Entrepreneurialism contributes a great deal to ushering in a new era of education that moves away from the top-down educational system with the teaching chair at the top. It is a multifaceted cultural movement and the polar star to navigate the sea of new-model enterprise creation at the intersection of science and the humanities. Renaissance learning is re-invigorated by tracing revolutionary paths for human and relational capital that change the student’s mindset. The school leaves the shore of teaching, with its boundaries restricted by knowledge accrued over time, to reach the far shores of experiential and experimental learning, where passions supported by strong motivation can produce outstanding results. Its characteristics date back to the Renaissance, which ushered in a new narrative that altered the state of the world, preparing for the age of experimentation, in the footsteps of Francis Bacon.
Renaissance Man emerged from the medieval wellspring of the desire for received knowledge. The medieval schools headed by scholars (in effect, philosophers and theologians acting as ‘schoolteachers’) were involved in systematizing that knowledge rather than developing a new one. Out of that well Renaissance Man set the imagination in motion to journey everywhere, dismissing purely practical ideas (i.e., tried and true) in favour of creative ones – innovations which arouse feelings of uncertainty. Later, in the age of inventions and discoveries between the nineteenth and twentieth centuries, Marie Curie revisited the thread of Renaissance man with these words, as reported by her daughter Ève Curie (Madame Curie: A Biography, Doubleday, Doran and Co., Garden City, N.Y., 1938):
Humanity certainly needs practical men, who get the most out of their work, and, without forgetting the general good, safeguard their own interests. But humanity also needs dreamers, for whom the disinterested development of an enterprise is so captivating that it becomes impossible for them to devote their care to their own material profit. Without the slightest doubt, these dreamers do not deserve wealth, because they do not desire it. Even so, a well-organised society should assure to such workers the efficient means of accomplishing their task, in a life freed from material care and freely consecrated to research.

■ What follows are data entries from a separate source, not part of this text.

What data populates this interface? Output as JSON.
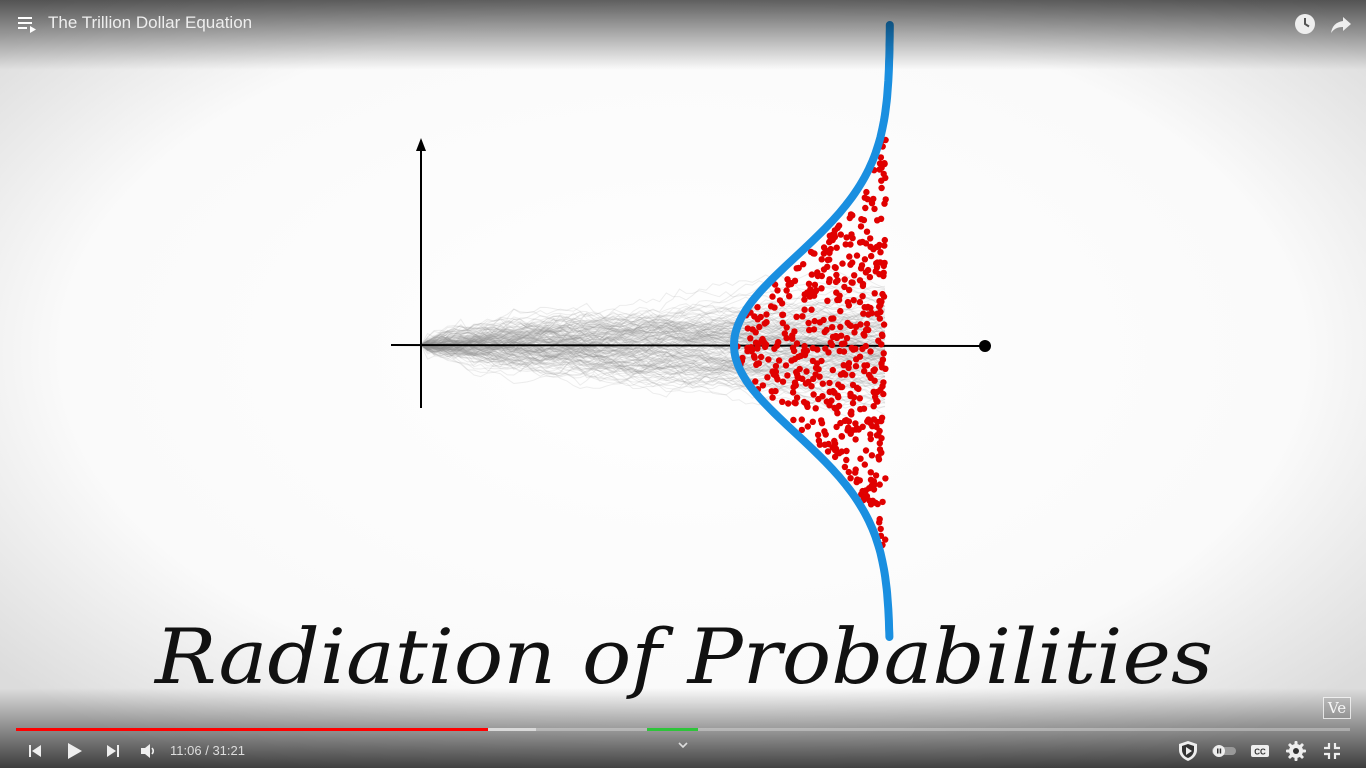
{
  "header": {
    "title": "The Trillion Dollar Equation",
    "icons": [
      "playlist-icon",
      "watch-later-icon",
      "share-icon"
    ]
  },
  "video": {
    "caption": "Radiation of Probabilities",
    "colors": {
      "curve": "#1a8fe0",
      "dots": "#e00000",
      "paths": "#8c8c8c",
      "axes": "#000000"
    }
  },
  "player": {
    "current_time": "11:06",
    "duration": "31:21",
    "time_display": "11:06 / 31:21",
    "progress_fraction": 0.354,
    "buffered_fraction": 0.39,
    "chapter_marker_fraction": 0.473,
    "accent": "#ff0000",
    "watermark": "Ve",
    "controls_icons": [
      "previous-icon",
      "play-icon",
      "next-icon",
      "volume-icon",
      "chevron-up-icon",
      "sponsor-shield-icon",
      "autoplay-toggle-icon",
      "captions-icon",
      "settings-gear-icon",
      "exit-fullscreen-icon"
    ]
  }
}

The fears of Einstein and Skinner
Around 1946, Albert Einstein seems to have expressed his concern for humanity, which was not keeping pace with technological progress. The question we have to answer today is whether we are even further behind than technology. In short, are we regressing towards mediocrity while the revolution of social media, cloud computing and data science is underway and, again, is the era of mobile technologies, of the Internet of things, of the blockchain and of artificial intelligence making its way? A revolution can present itself simultaneously as a season of light and of darkness, an age of wisdom and madness, the best and worst time to live. So Charles Dickens expressed himself, going with his mind to the time of the French Revolution. To turn the tide in our favour, we need to hold hands to solve the real problem that, according to the behaviour psychologist Burrhus Frederic Skinner, “is not whether machines think, but whether men do”.
The positive school
The Global Happiness Council, an international group of independent experts that publishes an annual report on happiness in the world (the Global Happiness Policy Report), argues that to expand the spaces of freedom we need schools that activate ‘positive education interventions’ – that is, a range of educational programs that train primary school children and secondary school students “to engage in a variety of activities and exercises”. “These include acknowledging what went well today; writing letters of gratitude; learning how to respond constructively; identifying and developing character strengths; and training in meditation, mindfulness, empathy, coping with emotions, decision-making, problem-solving, and critical thinking”.
By investing today in positive schools and teachers, tomorrow we will be able to rely on citizens who are committed to developing family, social and public relations. Lucius Annaeus Seneca said that men confuse happiness with the means to achieve it. Economic growth is just a tool whose good use depends on social innovation whose name is ‘positive school’, the one that conveys optimism, confidence and a sense of hope for the future.